Volcanoes and Airplanes

This week we were treated to multiple media presentations about the forty-year anniversary of the eruption of Mount St. Helen. It’s located in Washington near our southern BC border. As all the announcements about that event were occurring, I was reminded of trip I made so long ago with my husband.

Mount St. Helen Volcano

We were returning home to Nanaimo after a weekend convention, in Seattle, settled in a five-passenger jet with the company pilot in the cockpit. As the plane moved slightly inland Stan’s comment was, “See over there, the mountain is beginning to steam.” We had the good fortune to witness the very first indications of that eruption of Mount St. Helen. Witnessing was the easy part, the cleanup after was something else.

While many people were listening and reading about the eruption, I was remembering the awful volcanic dust that covered absolutely everything for days, weeks, as a result of the eruption.

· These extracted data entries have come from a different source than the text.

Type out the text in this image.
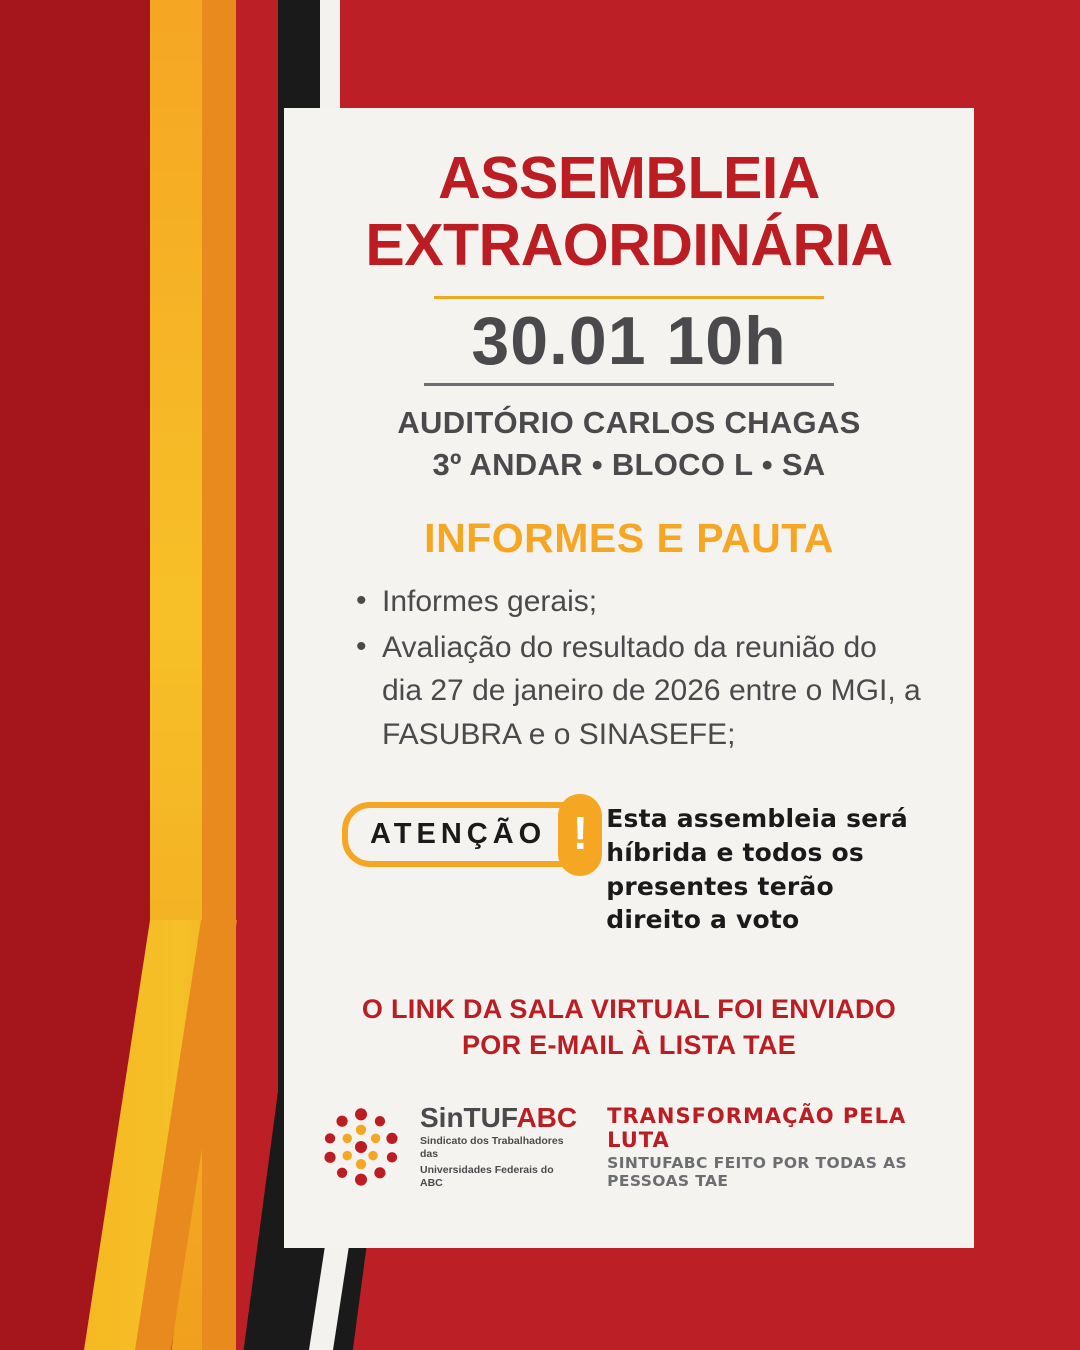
ASSEMBLEIA
EXTRAORDINÁRIA
30.01 10h
AUDITÓRIO CARLOS CHAGAS
3º ANDAR • BLOCO L • SA
INFORMES E PAUTA
• Informes gerais;
• Avaliação do resultado da reunião do dia 27 de janeiro de 2026 entre o MGI, a FASUBRA e o SINASEFE;
ATENÇÃO ! Esta assembleia será híbrida e todos os presentes terão direito a voto
O LINK DA SALA VIRTUAL FOI ENVIADO POR E-MAIL À LISTA TAE
SinTUFABC
Sindicato dos Trabalhadores das
Universidades Federais do ABC
TRANSFORMAÇÃO PELA LUTA
SINTUFABC FEITO POR TODAS AS PESSOAS TAE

And we lived a long way from that mountain. The stuff settled everywhere, was especially hard on automobile paint, and even after we had forgotten why, we were finding spots of it where we hadn’t yet cleaned.

Fertilizer Dust

In addition to the lives lost that day, a whole mountainside of timber disappeared in the fire. Our business was based on trees and forestry. The good news was not discovered until months and years later. The volcano left every bit of open land, burned or not, covered with a substance that acted like fertilizer. When tree-planters went out two years later and dug seedlings into the ground in the usual way, we were all delighted to discover the trees growing better than any other area that had been planted.


My title included airplanes. I’ve told you of one trip that was important to me. What I am not able to understand is the excitement this week of watching beautifully painted airplanes going through their gymnastic routines as an entertainment. I have never been impacted by war and I avoid war-focused stories and films. These air displays seem to me to be on the edges of war and costly in dollars and lives besides.